You can use W&B's lightweight, interoperable tools to

- quickly track experiments,
- version and iterate on datasets,
- evaluate model performance,
- reproduce models,
- visualize results and spot regressions,
- and share findings with colleagues.
  
Set up W&B in 5 minutes, then quickly iterate on your machine learning pipeline with the confidence that your datasets and models are tracked and versioned in a reliable system of record.

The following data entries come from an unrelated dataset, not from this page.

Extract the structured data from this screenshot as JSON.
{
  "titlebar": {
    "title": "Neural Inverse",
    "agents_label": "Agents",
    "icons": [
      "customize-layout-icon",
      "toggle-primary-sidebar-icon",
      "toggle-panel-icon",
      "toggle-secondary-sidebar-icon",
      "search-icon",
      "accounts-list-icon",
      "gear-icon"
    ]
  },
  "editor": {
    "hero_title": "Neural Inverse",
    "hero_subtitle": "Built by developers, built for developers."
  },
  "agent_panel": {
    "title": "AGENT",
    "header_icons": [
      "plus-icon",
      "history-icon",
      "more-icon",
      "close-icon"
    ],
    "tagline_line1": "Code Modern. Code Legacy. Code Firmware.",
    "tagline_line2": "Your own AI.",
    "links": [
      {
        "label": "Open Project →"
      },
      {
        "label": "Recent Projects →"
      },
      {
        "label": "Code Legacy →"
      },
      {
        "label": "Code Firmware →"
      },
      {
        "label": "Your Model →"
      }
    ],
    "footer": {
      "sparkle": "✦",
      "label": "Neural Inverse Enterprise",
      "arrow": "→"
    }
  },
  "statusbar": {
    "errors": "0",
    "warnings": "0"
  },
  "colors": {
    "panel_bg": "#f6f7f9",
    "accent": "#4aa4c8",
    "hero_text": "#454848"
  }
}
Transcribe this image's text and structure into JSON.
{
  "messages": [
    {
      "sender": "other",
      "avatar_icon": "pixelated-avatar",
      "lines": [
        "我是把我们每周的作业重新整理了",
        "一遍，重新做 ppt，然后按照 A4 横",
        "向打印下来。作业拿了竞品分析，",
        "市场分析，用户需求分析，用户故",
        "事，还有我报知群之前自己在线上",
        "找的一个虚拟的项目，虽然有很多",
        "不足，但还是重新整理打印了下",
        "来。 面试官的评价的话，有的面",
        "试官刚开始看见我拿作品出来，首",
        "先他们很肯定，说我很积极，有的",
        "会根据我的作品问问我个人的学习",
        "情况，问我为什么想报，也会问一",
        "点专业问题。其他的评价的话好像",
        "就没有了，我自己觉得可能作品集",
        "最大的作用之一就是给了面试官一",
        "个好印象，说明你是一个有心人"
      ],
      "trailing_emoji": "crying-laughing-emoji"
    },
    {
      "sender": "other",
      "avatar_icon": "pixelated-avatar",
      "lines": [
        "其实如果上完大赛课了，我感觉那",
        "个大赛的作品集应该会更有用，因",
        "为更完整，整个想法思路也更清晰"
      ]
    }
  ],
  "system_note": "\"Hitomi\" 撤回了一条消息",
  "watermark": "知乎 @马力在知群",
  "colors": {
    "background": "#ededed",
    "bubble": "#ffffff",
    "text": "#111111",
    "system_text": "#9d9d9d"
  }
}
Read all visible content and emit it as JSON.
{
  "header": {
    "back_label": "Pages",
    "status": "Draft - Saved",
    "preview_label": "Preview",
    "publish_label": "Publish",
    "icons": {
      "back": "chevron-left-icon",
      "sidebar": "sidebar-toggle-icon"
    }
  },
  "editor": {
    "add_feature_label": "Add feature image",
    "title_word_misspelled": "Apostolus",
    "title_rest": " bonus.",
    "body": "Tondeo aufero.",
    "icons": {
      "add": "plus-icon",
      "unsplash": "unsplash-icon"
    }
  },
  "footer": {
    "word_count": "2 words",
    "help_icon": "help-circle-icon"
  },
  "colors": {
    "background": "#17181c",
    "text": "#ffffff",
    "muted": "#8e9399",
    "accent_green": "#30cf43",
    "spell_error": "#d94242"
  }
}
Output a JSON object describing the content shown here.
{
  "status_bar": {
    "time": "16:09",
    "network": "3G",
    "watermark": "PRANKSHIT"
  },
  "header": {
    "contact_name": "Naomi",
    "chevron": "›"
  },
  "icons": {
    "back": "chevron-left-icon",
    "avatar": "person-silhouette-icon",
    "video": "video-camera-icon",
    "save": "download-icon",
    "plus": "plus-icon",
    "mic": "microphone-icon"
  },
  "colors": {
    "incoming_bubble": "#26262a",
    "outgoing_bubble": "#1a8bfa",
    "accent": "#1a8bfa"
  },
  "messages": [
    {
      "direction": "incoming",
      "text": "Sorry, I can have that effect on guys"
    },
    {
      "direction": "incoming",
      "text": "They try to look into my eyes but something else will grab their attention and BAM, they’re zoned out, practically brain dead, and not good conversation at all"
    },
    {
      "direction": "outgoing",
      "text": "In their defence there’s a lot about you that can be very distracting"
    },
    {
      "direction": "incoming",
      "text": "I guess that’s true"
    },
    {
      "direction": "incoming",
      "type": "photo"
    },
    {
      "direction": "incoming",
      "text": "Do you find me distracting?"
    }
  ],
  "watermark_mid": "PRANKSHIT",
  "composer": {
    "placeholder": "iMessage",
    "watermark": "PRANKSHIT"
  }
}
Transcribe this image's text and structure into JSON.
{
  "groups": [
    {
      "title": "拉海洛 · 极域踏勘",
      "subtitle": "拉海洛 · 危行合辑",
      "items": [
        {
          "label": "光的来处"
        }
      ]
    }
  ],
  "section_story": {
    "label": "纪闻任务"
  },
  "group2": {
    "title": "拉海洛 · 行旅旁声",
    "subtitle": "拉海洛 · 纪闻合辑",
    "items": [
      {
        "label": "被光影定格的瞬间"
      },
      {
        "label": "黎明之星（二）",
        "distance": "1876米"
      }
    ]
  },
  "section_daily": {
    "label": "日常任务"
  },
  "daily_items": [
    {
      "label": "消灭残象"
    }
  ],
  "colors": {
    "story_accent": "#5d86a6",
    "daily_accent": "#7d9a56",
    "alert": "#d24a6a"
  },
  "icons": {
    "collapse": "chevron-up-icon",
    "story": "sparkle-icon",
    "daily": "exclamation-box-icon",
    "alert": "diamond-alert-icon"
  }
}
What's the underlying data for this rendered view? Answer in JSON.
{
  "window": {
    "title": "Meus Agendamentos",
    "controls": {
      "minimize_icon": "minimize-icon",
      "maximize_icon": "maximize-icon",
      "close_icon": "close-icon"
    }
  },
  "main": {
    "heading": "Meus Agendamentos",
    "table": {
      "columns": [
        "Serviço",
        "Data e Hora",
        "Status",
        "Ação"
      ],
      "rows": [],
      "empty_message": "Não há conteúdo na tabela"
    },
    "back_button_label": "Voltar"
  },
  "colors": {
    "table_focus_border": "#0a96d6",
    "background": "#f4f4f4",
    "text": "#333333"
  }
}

In this notebook I will use Weights and Biases's amazing features to perform wonderful visualizations and logging seamlessly.

In [None]:
# Initialise the Run

run = wandb.init(project=config['competition'], job_type='Visualization', name='BirdCLEF 2023 Audio')

In [None]:
# Here is a minimal example on how you can log the audio to your wandb dashboard 

# Initialise a table with the column names
table = wandb.Table(columns=['Audio Sample', 'Primary Label'])

# For simplicity I have selected 100 rows only, you can have the entire dataframe
minimal_df = df.sample(100).reset_index(drop=True)

# Log the data to table
for i in tqdm(range(len(minimal_df))):
    row = minimal_df.loc[i]
    audio = wandb.Audio(row.full_path, sample_rate=config['sample_rate'])
    table.add_data(audio, row.primary_label)

wandb.log({'BirdCLEF 2023 Audio': table})

# Finish the run
run.finish()

### [Interactive W&B Table for Audio $\rightarrow$](https://wandb.ai/ishandutta/BirdCLEF2023/runs/4rvhdvlv?workspace=user-ishandutta)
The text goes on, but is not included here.